Autre grand film de résistance, Aquarius, de Kleber Mendonça Filho, s’inscrit dans la catégorie des grandes œuvres pleines et amples, où figurent aussi Juste la fin du monde, de Xavier Dolan, Loving, de Jeff Nichols, et La Mort de Louis XIV, d’Albert Serra, chef-d’œuvre habité par la présence solaire de Jean-Pierre Léaud, qui écrit à lui tout seul une nouvelle page de l’histoire du cinéma, et dont on ne s’explique pas bien ce qui a conduit à le reléguer hors compétition. Le reste fut moins excitant.
Machines autarciques
D’un côté, une moisson sans surprise d’œuvres de grands habitués de la Croisette, avec des degrés de réussite variables : Sieranevada, du Roumain Cristi Puiu, Baccalauréat, de son compatriote Cristian Mungiu, Moi, Daniel Blake, de Ken Loach, Mademoiselle, de Park Chan-wook, Mal de pierres, de Nicole Garcia, Paterson, de Jim Jarmusch, La Fille inconnue, des frères Dardenne, Ma’Rosa, de Brillante Mendoza. De l’autre, le quota incompressible de ratages et d’erreurs de casting : Le Client, d’Asghar Farhadi, American Honey, d’Andrea Arnold, Personal Shopper, d’Olivier Assayas, The Neon Demon, de Nicolas Winding Refn, et The Last (but not least) Face, de Sean Penn.
Si aucune idée du cinéma ne fédère cet ensemble hétéroclite, on peut y déceler des thématiques. La solitude est sans doute celle qui traverse le plus grand nombre de films, que l’on peut classer en deux groupes, selon la dynamique que met en branle le personnage principal. D’un côté, il y a des machines autarciques, qu’une disposition naturelle, un état névrotique ou une situation objective aboutissent à totalement couper de leurs semblables : Isabelle Huppert dans Elle, dont la puissance effarante cannibalise toute celle de son entourage ; Elle Fanning dans The Neon Demon, dont la beauté produit à peu près le même effet ; Kristen Stewart dans Personal Shopper, qui depuis la mort de son frère, a déserté le monde des vivants ; Gaspard Ulliel dans Juste la fin du monde, que sa famille est tellement incapable d’écouter, qu’il n’arrivera jamais à leur annoncer la nouvelle de sa mort ; et enfin Louis XIV, pour qui la solitude radicale est l’autre nom du pouvoir absolu.
Nouvelle ère
De l’autre cöté, on trouve des personnages isolés par la vie, mais qui œuvrent au contraire à créer du lien : la belle Clara d’Aquarius (Sonia Braga), Winfried, le personnage principal de Tony Erdmann, si génialement interprété par Peter Simonischek, dont on voit mal comment il pourrait repartir sans prix d’interprétation, Daniel Blake chez Ken Loach (Dave Johns), le scénariste nomade de Rester Vertical (Damien Bonnard), la jeune médecin célibataire que joue Adèle Haenel dans La Fille inconnue.

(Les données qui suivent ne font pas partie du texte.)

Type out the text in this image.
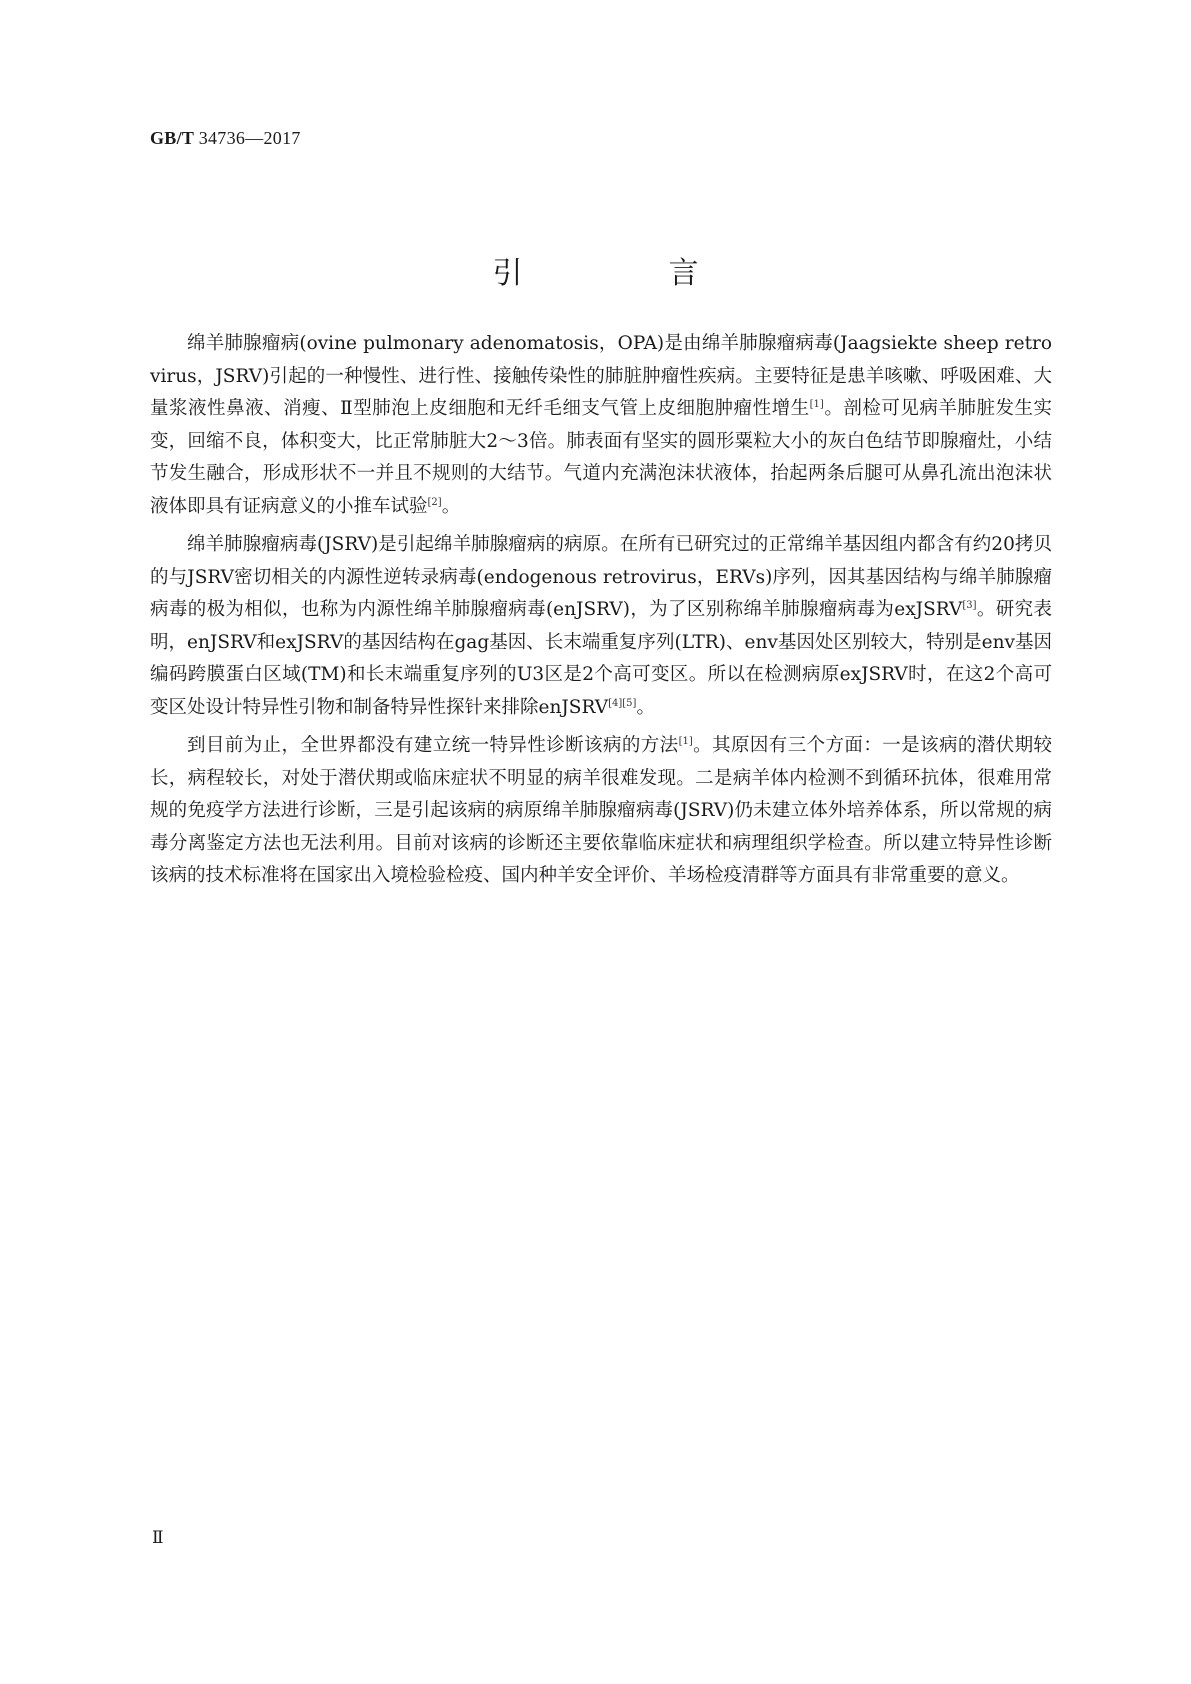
GB/T 34736—2017
引　言

绵羊肺腺瘤病(ovine pulmonary adenomatosis，OPA)是由绵羊肺腺瘤病毒(Jaagsiekte sheep retrovirus，JSRV)引起的一种慢性、进行性、接触传染性的肺脏肿瘤性疾病。主要特征是患羊咳嗽、呼吸困难、大量浆液性鼻液、消瘦、Ⅱ型肺泡上皮细胞和无纤毛细支气管上皮细胞肿瘤性增生[1]。剖检可见病羊肺脏发生实变，回缩不良，体积变大，比正常肺脏大2～3倍。肺表面有坚实的圆形粟粒大小的灰白色结节即腺瘤灶，小结节发生融合，形成形状不一并且不规则的大结节。气道内充满泡沫状液体，抬起两条后腿可从鼻孔流出泡沫状液体即具有证病意义的小推车试验[2]。

绵羊肺腺瘤病毒(JSRV)是引起绵羊肺腺瘤病的病原。在所有已研究过的正常绵羊基因组内都含有约20拷贝的与JSRV密切相关的内源性逆转录病毒(endogenous retrovirus，ERVs)序列，因其基因结构与绵羊肺腺瘤病毒的极为相似，也称为内源性绵羊肺腺瘤病毒(enJSRV)，为了区别称绵羊肺腺瘤病毒为exJSRV[3]。研究表明，enJSRV和exJSRV的基因结构在gag基因、长末端重复序列(LTR)、env基因处区别较大，特别是env基因编码跨膜蛋白区域(TM)和长末端重复序列的U3区是2个高可变区。所以在检测病原exJSRV时，在这2个高可变区处设计特异性引物和制备特异性探针来排除enJSRV[4][5]。

到目前为止，全世界都没有建立统一特异性诊断该病的方法[1]。其原因有三个方面：一是该病的潜伏期较长，病程较长，对处于潜伏期或临床症状不明显的病羊很难发现。二是病羊体内检测不到循环抗体，很难用常规的免疫学方法进行诊断，三是引起该病的病原绵羊肺腺瘤病毒(JSRV)仍未建立体外培养体系，所以常规的病毒分离鉴定方法也无法利用。目前对该病的诊断还主要依靠临床症状和病理组织学检查。所以建立特异性诊断该病的技术标准将在国家出入境检验检疫、国内种羊安全评价、羊场检疫清群等方面具有非常重要的意义。

Ⅱ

La sélection témoignait en outre d’une évolution réjouissante de la représentation des femmes au cinéma, et ce n’est pas rien. On ne comptait plus les héroïnes puissantes, occupant des postes de pouvoir, sans que cela soit même problématisé. Les plus belles héroïnes de la compétition étaient deux femmes d’âge mûr, Clara (Sonia Braga) dans Aquarius et Isabelle Huppert dans Elle, dotées l’une comme l’autre d’un pouvoir de séduction et d’un appétit sexuel féroces. Et que dire de la grande révélation cannoise de l’année ? Virginie Efira, la solaire vedette de Victoria, comédie de Justine Triet, qui ouvrait la Semaine de la critique, est une actrice de 40 ans. Il semble bien que l’on soit entré dans une nouvelle ère.